Une idée que j’ai trouvée très bonne et originale pour montrer la complicité de ce fils et de son père : le personnage d’Al dit une location latine à brûle-pourpoint, que le fils traduit comme signifiant simplement « Tout va bien aller » (avec un air comme quoi son père doit souvent dire cette locution), alors que l’on peut voir sur Google que la traduction est en fait tout autre, et bien plus intéressante : « Un serpent se cache dans l’herbe. »
Troisièmement, le second rôle incarné par Riley Keough est intéressant à plus d’un titre. D’abord, une anomalie dans l’écriture de son rôle saute immédiatement aux yeux : elle ne parle qu’avec des gros mots pendant les premières séquences où elle apparaît, puis, pour le reste du film, elle est toujours douce et délicate. Par ailleurs, son interprétation dans ce film est quasi inconnue, alors que, dans un rôle similaire dans Spotlight, et pour une prestation très équivalente, Rachel McAdams a été nommée à l’Oscar du meilleur second rôle féminin. C’est un peu injuste. Enfin, et c’est là le point le plus notable, en tant que méga-hypra-giga fan d’Elvis, son grand-père, il m’a été impossible de ne pas penser, tout au long du film, à la ressemblance entre leurs deux visages, de face mais aussi et surtout de profil et de trois quarts (cette ressemblance est étonnante vu qu’elle est la petite-fille et non pas la fille). Bien qu’elle n’ait pas de scène commune avec Al, je me suis dit que ce film était au moins le troisième point de contact entre le mythe d’Elvis et celui d’Al, le premier point de contact ayant été la liaison d’Al avec Tuesday Weld (une dizaine d’années après qu’elle a joué au cinéma avec Elvis), et le deuxième est la présence d’Ann-Margret (qui a eu une liaison plus ou moins secrète avec Elvis) au casting de L’Enfer du dimanche.

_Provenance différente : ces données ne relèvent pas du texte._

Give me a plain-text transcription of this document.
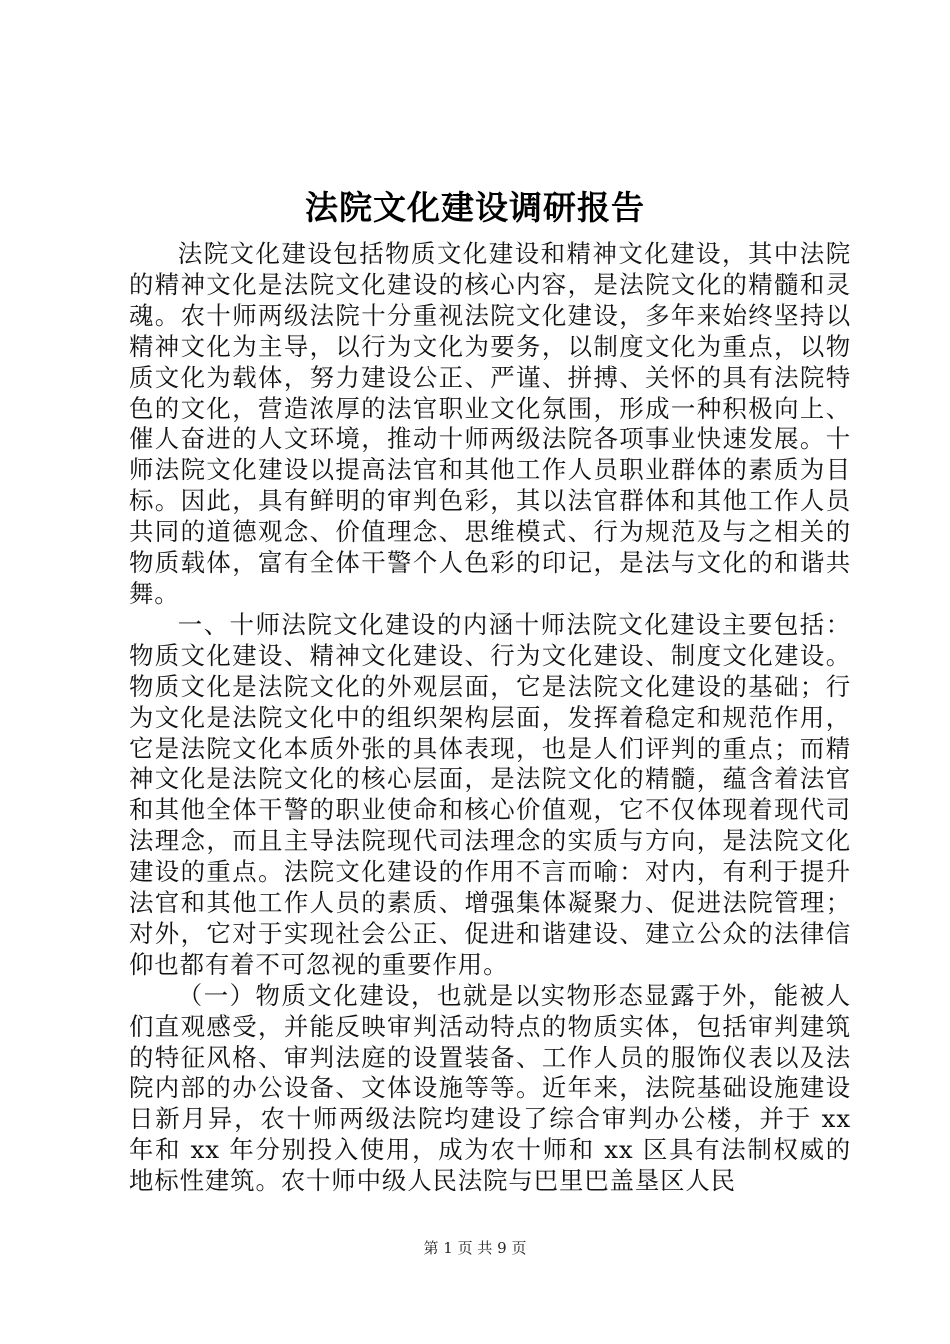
法院文化建设调研报告

法院文化建设包括物质文化建设和精神文化建设，其中法院的精神文化是法院文化建设的核心内容，是法院文化的精髓和灵魂。农十师两级法院十分重视法院文化建设，多年来始终坚持以精神文化为主导，以行为文化为要务，以制度文化为重点，以物质文化为载体，努力建设公正、严谨、拼搏、关怀的具有法院特色的文化，营造浓厚的法官职业文化氛围，形成一种积极向上、催人奋进的人文环境，推动十师两级法院各项事业快速发展。十师法院文化建设以提高法官和其他工作人员职业群体的素质为目标。因此，具有鲜明的审判色彩，其以法官群体和其他工作人员共同的道德观念、价值理念、思维模式、行为规范及与之相关的物质载体，富有全体干警个人色彩的印记，是法与文化的和谐共舞。

一、十师法院文化建设的内涵十师法院文化建设主要包括：物质文化建设、精神文化建设、行为文化建设、制度文化建设。物质文化是法院文化的外观层面，它是法院文化建设的基础；行为文化是法院文化中的组织架构层面，发挥着稳定和规范作用，它是法院文化本质外张的具体表现，也是人们评判的重点；而精神文化是法院文化的核心层面，是法院文化的精髓，蕴含着法官和其他全体干警的职业使命和核心价值观，它不仅体现着现代司法理念，而且主导法院现代司法理念的实质与方向，是法院文化建设的重点。法院文化建设的作用不言而喻：对内，有利于提升法官和其他工作人员的素质、增强集体凝聚力、促进法院管理；对外，它对于实现社会公正、促进和谐建设、建立公众的法律信仰也都有着不可忽视的重要作用。

（一）物质文化建设，也就是以实物形态显露于外，能被人们直观感受，并能反映审判活动特点的物质实体，包括审判建筑的特征风格、审判法庭的设置装备、工作人员的服饰仪表以及法院内部的办公设备、文体设施等等。近年来，法院基础设施建设日新月异，农十师两级法院均建设了综合审判办公楼，并于 xx 年和 xx 年分别投入使用，成为农十师和 xx 区具有法制权威的地标性建筑。农十师中级人民法院与巴里巴盖垦区人民

第 1 页 共 9 页
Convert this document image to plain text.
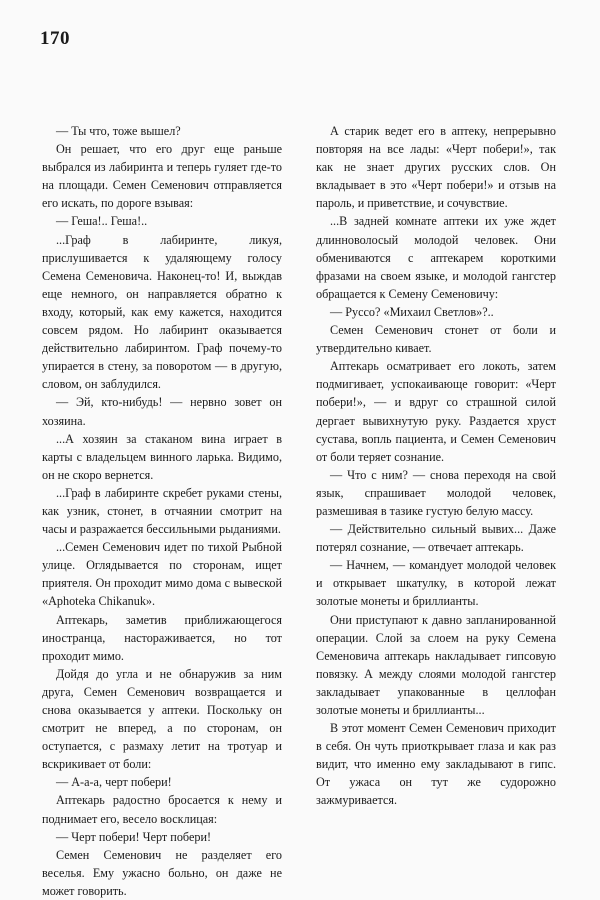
170

— Ты что, тоже вышел?

Он решает, что его друг еще раньше выбрался из лабиринта и теперь гуляет где-то на площади. Семен Семенович отправляется его искать, по дороге взывая:

— Геша!.. Геша!..

...Граф в лабиринте, ликуя, прислушивается к удаляющему голосу Семена Семеновича. Наконец-то! И, выждав еще немного, он направляется обратно к входу, который, как ему кажется, находится совсем рядом. Но лабиринт оказывается действительно лабиринтом. Граф почему-то упирается в стену, за поворотом — в другую, словом, он заблудился.

— Эй, кто-нибудь! — нервно зовет он хозяина.

...А хозяин за стаканом вина играет в карты с владельцем винного ларька. Видимо, он не скоро вернется.

...Граф в лабиринте скребет руками стены, как узник, стонет, в отчаянии смотрит на часы и разражается бессильными рыданиями.

...Семен Семенович идет по тихой Рыбной улице. Оглядывается по сторонам, ищет приятеля. Он проходит мимо дома с вывеской «Aphoteka Chikanuk».

Аптекарь, заметив приближающегося иностранца, настораживается, но тот проходит мимо.

Дойдя до угла и не обнаружив за ним друга, Семен Семенович возвращается и снова оказывается у аптеки. Поскольку он смотрит не вперед, а по сторонам, он оступается, с размаху летит на тротуар и вскрикивает от боли:

— А-а-а, черт побери!

Аптекарь радостно бросается к нему и поднимает его, весело восклицая:

— Черт побери! Черт побери!

Семен Семенович не разделяет его веселья. Ему ужасно больно, он даже не может говорить.

А старик ведет его в аптеку, непрерывно повторяя на все лады: «Черт побери!», так как не знает других русских слов. Он вкладывает в это «Черт побери!» и отзыв на пароль, и приветствие, и сочувствие.

...В задней комнате аптеки их уже ждет длинноволосый молодой человек. Они обмениваются с аптекарем короткими фразами на своем языке, и молодой гангстер обращается к Семену Семеновичу:

— Руссо? «Михаил Светлов»?..

Семен Семенович стонет от боли и утвердительно кивает.

Аптекарь осматривает его локоть, затем подмигивает, успокаивающе говорит: «Черт побери!», — и вдруг со страшной силой дергает вывихнутую руку. Раздается хруст сустава, вопль пациента, и Семен Семенович от боли теряет сознание.

— Что с ним? — снова переходя на свой язык, спрашивает молодой человек, размешивая в тазике густую белую массу.

— Действительно сильный вывих... Даже потерял сознание, — отвечает аптекарь.

— Начнем, — командует молодой человек и открывает шкатулку, в которой лежат золотые монеты и бриллианты.

Они приступают к давно запланированной операции. Слой за слоем на руку Семена Семеновича аптекарь накладывает гипсовую повязку. А между слоями молодой гангстер закладывает упакованные в целлофан золотые монеты и бриллианты...

В этот момент Семен Семенович приходит в себя. Он чуть приоткрывает глаза и как раз видит, что именно ему закладывают в гипс. От ужаса он тут же судорожно зажмуривается.
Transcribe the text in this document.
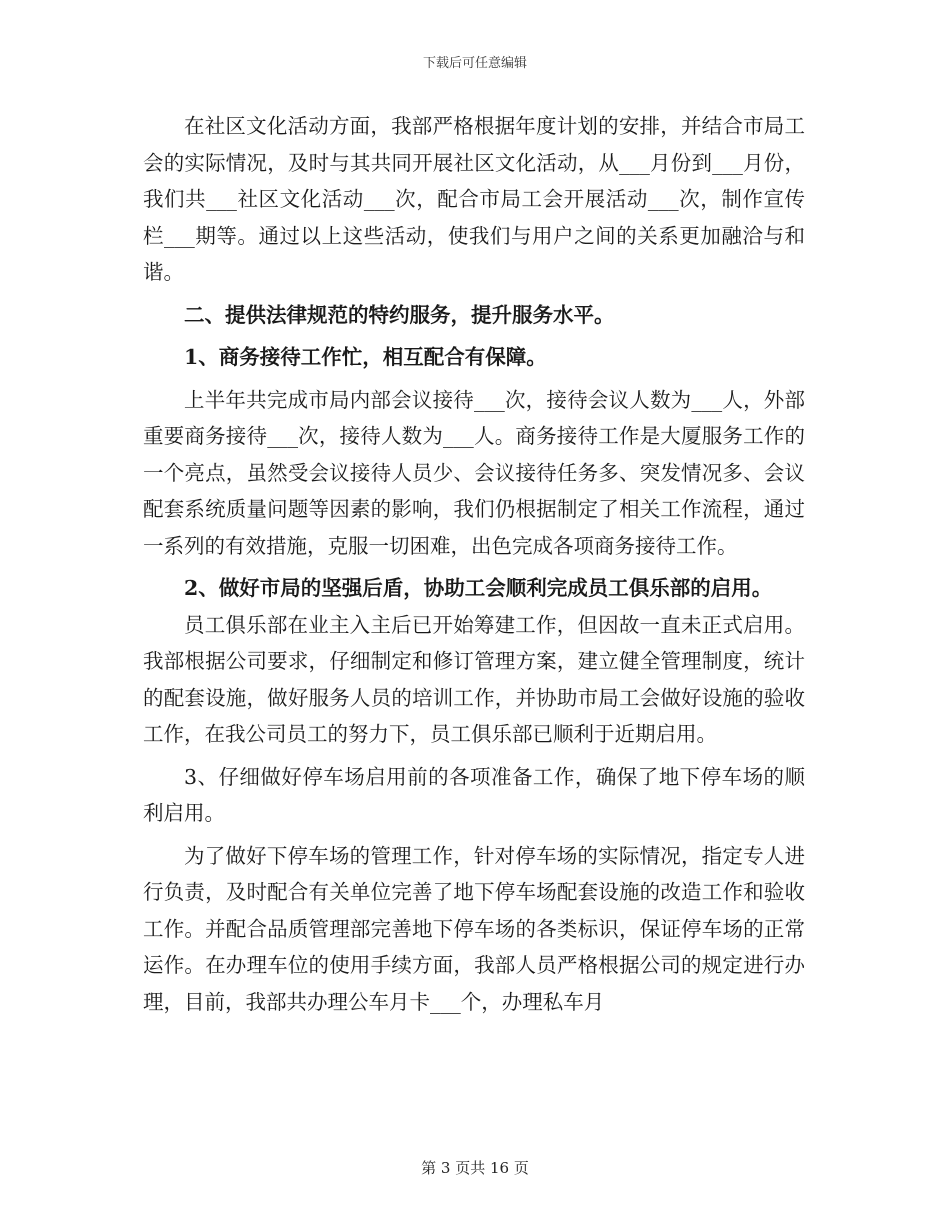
下载后可任意编辑

在社区文化活动方面，我部严格根据年度计划的安排，并结合市局工会的实际情况，及时与其共同开展社区文化活动，从___月份到___月份，我们共___社区文化活动___次，配合市局工会开展活动___次，制作宣传栏___期等。通过以上这些活动，使我们与用户之间的关系更加融洽与和谐。

二、提供法律规范的特约服务，提升服务水平。

1、商务接待工作忙，相互配合有保障。

上半年共完成市局内部会议接待___次，接待会议人数为___人，外部重要商务接待___次，接待人数为___人。商务接待工作是大厦服务工作的一个亮点，虽然受会议接待人员少、会议接待任务多、突发情况多、会议配套系统质量问题等因素的影响，我们仍根据制定了相关工作流程，通过一系列的有效措施，克服一切困难，出色完成各项商务接待工作。

2、做好市局的坚强后盾，协助工会顺利完成员工俱乐部的启用。

员工俱乐部在业主入主后已开始筹建工作，但因故一直未正式启用。我部根据公司要求，仔细制定和修订管理方案，建立健全管理制度，统计的配套设施，做好服务人员的培训工作，并协助市局工会做好设施的验收工作，在我公司员工的努力下，员工俱乐部已顺利于近期启用。

3、仔细做好停车场启用前的各项准备工作，确保了地下停车场的顺利启用。

为了做好下停车场的管理工作，针对停车场的实际情况，指定专人进行负责，及时配合有关单位完善了地下停车场配套设施的改造工作和验收工作。并配合品质管理部完善地下停车场的各类标识，保证停车场的正常运作。在办理车位的使用手续方面，我部人员严格根据公司的规定进行办理，目前，我部共办理公车月卡___个，办理私车月

第 3 页共 16 页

Je découvre, après visionnage, sur la fiche Wikipédia en en anglais qu’il s’agit hélas d’une histoire vraie, et que le projet (avec Al dans le rôle-titre dès le début) a traîné pendant cinq ans avant que le tournage ne démarre.
En résumé : un résultat honorable à plus d’un titre, et le film aurait très bien pu sortir sur grand écran plutôt que sur petit écran, mais il est certainement un peu long, et le thème de la pédophilie est difficile à subir sur plus d’une heure et demie.